Here's the practical point: open banking in the US keeps working during the fight, because it never depended on the rule. The connections run on private contracts and the FDX standard. What's at stake is whether your access to your own data becomes a legal right or stays a revocable courtesy.
The bottom line
So, what is open banking? It's the consent-based plumbing that lets your financial data and payments flow to the apps you choose, with tokenized APIs replacing the old password-sharing hacks. It already powers your budgeting app, your loan verification, and a growing share of payments, and adoption keeps climbing on both sides of the Atlantic.
The technology question is largely settled. The open questions in 2026 are legal and political: whether the US will guarantee data rights in a rewritten federal rule, leave them to state law, or keep relying on industry agreements. Watch the CFPB's rewrite and the state bills, because they'll decide how much control you ultimately have.
In the meantime, use the system wisely: connect apps that earn your trust, grant the minimum access needed, and prune connections you no longer use.
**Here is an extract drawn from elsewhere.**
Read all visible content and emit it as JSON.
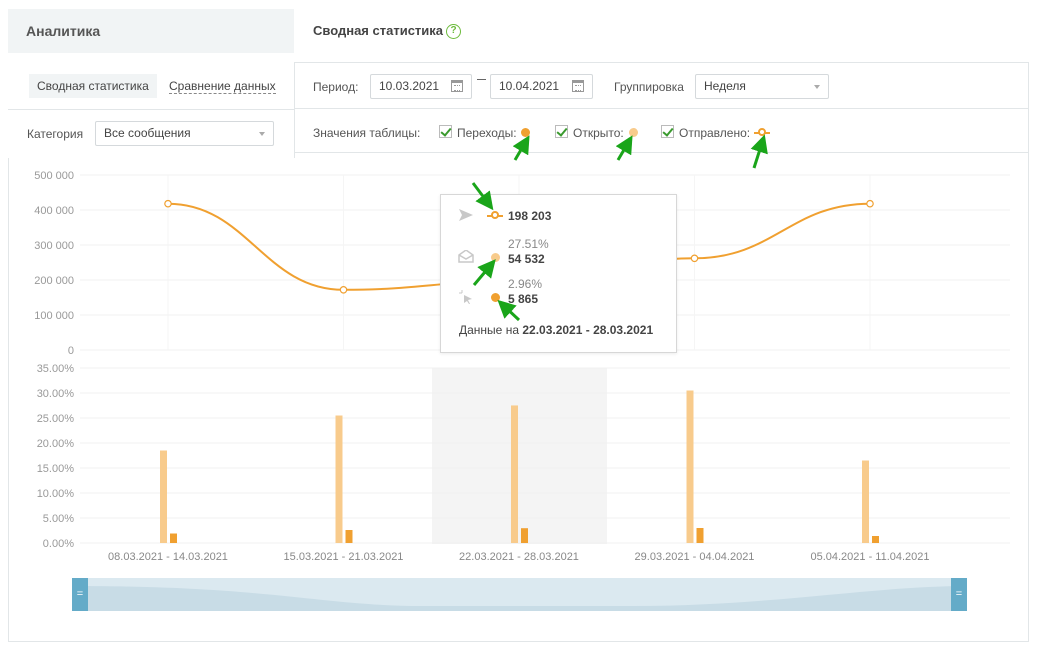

Our guide to safely linking your bank account to apps walks through exactly how, and our overview of how digital wallets work covers the payment side of the same story.
Frequently Asked Questions
What is open banking in simple terms?
Open banking means you can tell your bank to share your account data with an app or company you choose, through a secure connection called an API. You approve each connection, the app gets only the data you permit, and you can cut off access whenever you want. It's how budgeting apps, payment apps, and online lenders see your accounts.
Is open banking safe?
The API technology is generally safer than the alternative it replaced, because you log in at your bank and the app never sees your password. The bigger risks come from the apps themselves: what they collect, how they store it, and whether they're breached. Vet apps before connecting and review your linked connections a couple of times a year.
Does the US have open banking?
Functionally yes, legally not quite. More than 130 million US accounts connect to apps through the FDX API standard via aggregators like Plaid and MX. But the federal rule that would make data access a guaranteed right, CFPB Section 1033, is blocked in court and being rewritten as of mid-2026, and some states are drafting their own laws.
What's the difference between open banking and screen scraping?
Screen scraping requires giving an app your real bank username and password so it can log in as you. Open banking APIs use tokens instead: you authenticate directly with your bank, and the app receives limited, revocable access to specific data. APIs are more secure, more reliable, and easier to shut off, which is why the industry is retiring scraping.